The good thing is that it is a lot simpler than you think. You don’t need to do much, just keep the area clean and dry. Here are some do’s and don’ts on how to care for the umbilical cord before it falls off and after:
DO: Fold down the top of the diaper to make sure it doesn’t cover or rub against the umbilical cord.
DON’T: Use rubbing alcohol. This was once a recommended practice but research has shown that this might kill the bacteria that is needed for the cord to dry and separate naturally.
DO: Give sponge baths. Submerging the baby’s umbilical cord in water makes it more prone to infection and harder to keep dry. Don’t worry if you get it a little wet during the sponge bath though.
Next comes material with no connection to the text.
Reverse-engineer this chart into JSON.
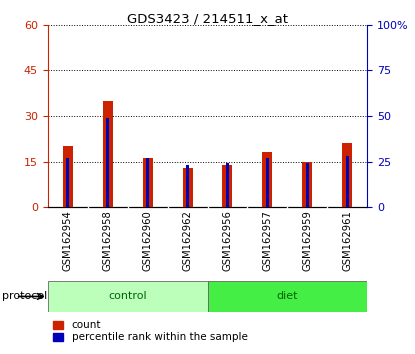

DON’T: Pull off the stump yourself. Even if it is hanging by a small area, let it do it on its own.
DO: Let it air out in the open when possible. This will help it dry up as well.
DON’T: Worry if there is small pieces of cord still there after most falls off. Keep following the above and soon that will dry and fall off as well. There may be a small amount of blood as well and that is also ok.
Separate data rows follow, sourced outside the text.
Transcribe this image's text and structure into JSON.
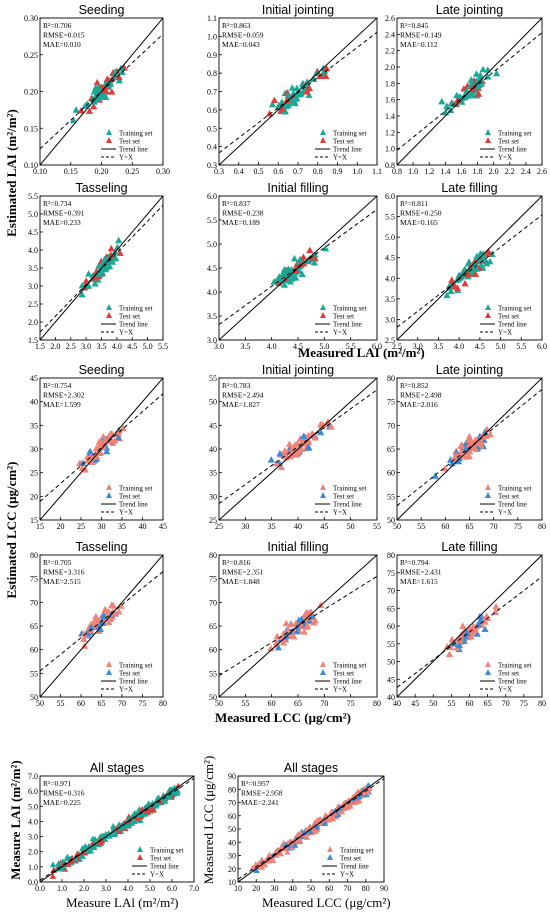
{
  "figure": {
    "lai_ylabel": "Estimated LAI (m²/m²)",
    "lai_xlabel": "Measured LAI (m²/m²)",
    "lcc_ylabel": "Estimated LCC (μg/cm²)",
    "lcc_xlabel": "Measured LCC (μg/cm²)",
    "all_lai_ylabel": "Measure LAI (m²/m²)",
    "all_lai_xlabel": "Measure LAl (m²/m²)",
    "all_lcc_ylabel": "Measured LCC (μg/cm²)",
    "all_lcc_xlabel": "Measured LCC (μg/cm²)"
  },
  "colors": {
    "lai_training": "#1aa898",
    "lai_test": "#e23a36",
    "lcc_training": "#f08276",
    "lcc_test": "#3a8ad8"
  },
  "chart_data": [
    {
      "type": "scatter",
      "title": "Seeding",
      "stats": [
        "R²=0.706",
        "RMSE=0.015",
        "MAE=0.010"
      ],
      "xlim": [
        0.1,
        0.3
      ],
      "ylim": [
        0.1,
        0.3
      ],
      "xticks": [
        "0.10",
        "0.15",
        "0.20",
        "0.25",
        "0.30"
      ],
      "yticks": [
        "0.10",
        "0.15",
        "0.20",
        "0.25",
        "0.30"
      ],
      "trend": [
        0.78,
        0.044
      ],
      "legend": [
        "Training set",
        "Test set",
        "Trend line",
        "Y=X"
      ]
    },
    {
      "type": "scatter",
      "title": "Initial jointing",
      "stats": [
        "R²=0.863",
        "RMSE=0.059",
        "MAE=0.043"
      ],
      "xlim": [
        0.3,
        1.1
      ],
      "ylim": [
        0.3,
        1.1
      ],
      "xticks": [
        "0.3",
        "0.4",
        "0.5",
        "0.6",
        "0.7",
        "0.8",
        "0.9",
        "1.0",
        "1.1"
      ],
      "yticks": [
        "0.3",
        "0.4",
        "0.5",
        "0.6",
        "0.7",
        "0.8",
        "0.9",
        "1.0",
        "1.1"
      ],
      "trend": [
        0.82,
        0.12
      ],
      "legend": [
        "Training set",
        "Test set",
        "Trend line",
        "Y=X"
      ]
    },
    {
      "type": "scatter",
      "title": "Late jointing",
      "stats": [
        "R²=0.845",
        "RMSE=0.149",
        "MAE=0.112"
      ],
      "xlim": [
        0.8,
        2.6
      ],
      "ylim": [
        0.8,
        2.6
      ],
      "xticks": [
        "0.8",
        "1.0",
        "1.2",
        "1.4",
        "1.6",
        "1.8",
        "2.0",
        "2.2",
        "2.4",
        "2.6"
      ],
      "yticks": [
        "0.8",
        "1.0",
        "1.2",
        "1.4",
        "1.6",
        "1.8",
        "2.0",
        "2.2",
        "2.4",
        "2.6"
      ],
      "trend": [
        0.8,
        0.34
      ],
      "legend": [
        "Training set",
        "Test set",
        "Trend line",
        "Y=X"
      ]
    },
    {
      "type": "scatter",
      "title": "Tasseling",
      "stats": [
        "R²=0.734",
        "RMSE=0.391",
        "MAE=0.233"
      ],
      "xlim": [
        1.5,
        5.5
      ],
      "ylim": [
        1.5,
        5.5
      ],
      "xticks": [
        "1.5",
        "2.0",
        "2.5",
        "3.0",
        "3.5",
        "4.0",
        "4.5",
        "5.0",
        "5.5"
      ],
      "yticks": [
        "1.5",
        "2.0",
        "2.5",
        "3.0",
        "3.5",
        "4.0",
        "4.5",
        "5.0",
        "5.5"
      ],
      "trend": [
        0.88,
        0.4
      ],
      "legend": [
        "Training set",
        "Test set",
        "Trend line",
        "Y=X"
      ]
    },
    {
      "type": "scatter",
      "title": "Initial filling",
      "stats": [
        "R²=0.837",
        "RMSE=0.238",
        "MAE=0.189"
      ],
      "xlim": [
        3.0,
        6.0
      ],
      "ylim": [
        3.0,
        6.0
      ],
      "xticks": [
        "3.0",
        "3.5",
        "4.0",
        "4.5",
        "5.0",
        "5.5",
        "6.0"
      ],
      "yticks": [
        "3.0",
        "3.5",
        "4.0",
        "4.5",
        "5.0",
        "5.5",
        "6.0"
      ],
      "trend": [
        0.8,
        0.92
      ],
      "legend": [
        "Training set",
        "Test set",
        "Trend line",
        "Y=X"
      ]
    },
    {
      "type": "scatter",
      "title": "Late filling",
      "stats": [
        "R²=0.811",
        "RMSE=0.250",
        "MAE=0.165"
      ],
      "xlim": [
        2.5,
        6.0
      ],
      "ylim": [
        2.5,
        6.0
      ],
      "xticks": [
        "2.5",
        "3.0",
        "3.5",
        "4.0",
        "4.5",
        "5.0",
        "5.5",
        "6.0"
      ],
      "yticks": [
        "2.5",
        "3.0",
        "3.5",
        "4.0",
        "4.5",
        "5.0",
        "5.5",
        "6.0"
      ],
      "trend": [
        0.78,
        0.86
      ],
      "legend": [
        "Training set",
        "Test set",
        "Trend line",
        "Y=X"
      ]
    },
    {
      "type": "scatter",
      "title": "Seeding",
      "stats": [
        "R²=0.754",
        "RMSE=2.302",
        "MAE=1.599"
      ],
      "xlim": [
        15,
        45
      ],
      "ylim": [
        15,
        45
      ],
      "xticks": [
        "15",
        "20",
        "25",
        "30",
        "35",
        "40",
        "45"
      ],
      "yticks": [
        "15",
        "20",
        "25",
        "30",
        "35",
        "40",
        "45"
      ],
      "trend": [
        0.76,
        7.5
      ],
      "legend": [
        "Training set",
        "Test set",
        "Trend line",
        "Y=X"
      ]
    },
    {
      "type": "scatter",
      "title": "Initial jointing",
      "stats": [
        "R²=0.783",
        "RMSE=2.494",
        "MAE=1.827"
      ],
      "xlim": [
        25,
        55
      ],
      "ylim": [
        25,
        55
      ],
      "xticks": [
        "25",
        "30",
        "35",
        "40",
        "45",
        "50",
        "55"
      ],
      "yticks": [
        "25",
        "30",
        "35",
        "40",
        "45",
        "50",
        "55"
      ],
      "trend": [
        0.8,
        8.5
      ],
      "legend": [
        "Training set",
        "Test set",
        "Trend line",
        "Y=X"
      ]
    },
    {
      "type": "scatter",
      "title": "Late jointing",
      "stats": [
        "R²=0.852",
        "RMSE=2.498",
        "MAE=2.016"
      ],
      "xlim": [
        50,
        80
      ],
      "ylim": [
        50,
        80
      ],
      "xticks": [
        "50",
        "55",
        "60",
        "65",
        "70",
        "75",
        "80"
      ],
      "yticks": [
        "50",
        "55",
        "60",
        "65",
        "70",
        "75",
        "80"
      ],
      "trend": [
        0.82,
        12.0
      ],
      "legend": [
        "Training set",
        "Test set",
        "Trend line",
        "Y=X"
      ]
    },
    {
      "type": "scatter",
      "title": "Tasseling",
      "stats": [
        "R²=0.705",
        "RMSE=3.316",
        "MAE=2.515"
      ],
      "xlim": [
        50,
        80
      ],
      "ylim": [
        50,
        80
      ],
      "xticks": [
        "50",
        "55",
        "60",
        "65",
        "70",
        "75",
        "80"
      ],
      "yticks": [
        "50",
        "55",
        "60",
        "65",
        "70",
        "75",
        "80"
      ],
      "trend": [
        0.7,
        20.5
      ],
      "legend": [
        "Training set",
        "Test set",
        "Trend line",
        "Y=X"
      ]
    },
    {
      "type": "scatter",
      "title": "Initial filling",
      "stats": [
        "R²=0.816",
        "RMSE=2.351",
        "MAE=1.848"
      ],
      "xlim": [
        50,
        80
      ],
      "ylim": [
        50,
        80
      ],
      "xticks": [
        "50",
        "55",
        "60",
        "65",
        "70",
        "75",
        "80"
      ],
      "yticks": [
        "50",
        "55",
        "60",
        "65",
        "70",
        "75",
        "80"
      ],
      "trend": [
        0.7,
        19.5
      ],
      "legend": [
        "Training set",
        "Test set",
        "Trend line",
        "Y=X"
      ]
    },
    {
      "type": "scatter",
      "title": "Late filling",
      "stats": [
        "R²=0.794",
        "RMSE=2.431",
        "MAE=1.615"
      ],
      "xlim": [
        40,
        80
      ],
      "ylim": [
        40,
        80
      ],
      "xticks": [
        "40",
        "45",
        "50",
        "55",
        "60",
        "65",
        "70",
        "75",
        "80"
      ],
      "yticks": [
        "40",
        "45",
        "50",
        "55",
        "60",
        "65",
        "70",
        "75",
        "80"
      ],
      "trend": [
        0.78,
        11.5
      ],
      "legend": [
        "Training set",
        "Test set",
        "Trend line",
        "Y=X"
      ]
    },
    {
      "type": "scatter",
      "title": "All stages",
      "stats": [
        "R²=0.971",
        "RMSE=0.316",
        "MAE=0.225"
      ],
      "xlim": [
        0.0,
        7.0
      ],
      "ylim": [
        0.0,
        7.0
      ],
      "xticks": [
        "0.0",
        "1.0",
        "2.0",
        "3.0",
        "4.0",
        "5.0",
        "6.0",
        "7.0"
      ],
      "yticks": [
        "0.0",
        "1.0",
        "2.0",
        "3.0",
        "4.0",
        "5.0",
        "6.0",
        "7.0"
      ],
      "trend": [
        0.96,
        0.12
      ],
      "legend": [
        "Training set",
        "Test set",
        "Trend line",
        "Y=X"
      ]
    },
    {
      "type": "scatter",
      "title": "All stages",
      "stats": [
        "R²=0.957",
        "RMSE=2.958",
        "MAE=2.241"
      ],
      "xlim": [
        10,
        90
      ],
      "ylim": [
        10,
        90
      ],
      "xticks": [
        "10",
        "20",
        "30",
        "40",
        "50",
        "60",
        "70",
        "80",
        "90"
      ],
      "yticks": [
        "10",
        "20",
        "30",
        "40",
        "50",
        "60",
        "70",
        "80",
        "90"
      ],
      "trend": [
        0.95,
        2.5
      ],
      "legend": [
        "Training set",
        "Test set",
        "Trend line",
        "Y=X"
      ]
    }
  ]
}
DO: Keep an eye for signs of infection. If there is any redness and swelling surrounding the cord, any pus or if a pink and moist bump develops then call your doctor so this can be treated.
The usual range the cord may fall off is 1-2 weeks post birth, but some can take up to 3 weeks. That is still normal. If it goes longer than 3 weeks than make sure to mention this to your pediatrician. Once all of the cord is off and the belly button area is healed then you can start submerging the baby in the water for baths and stop folding down diapers.
If you have any other questions or concerns about caring for your newborn’s umbilical cord stump then do not hesitate to contact your pediatrician. That is what they are there for.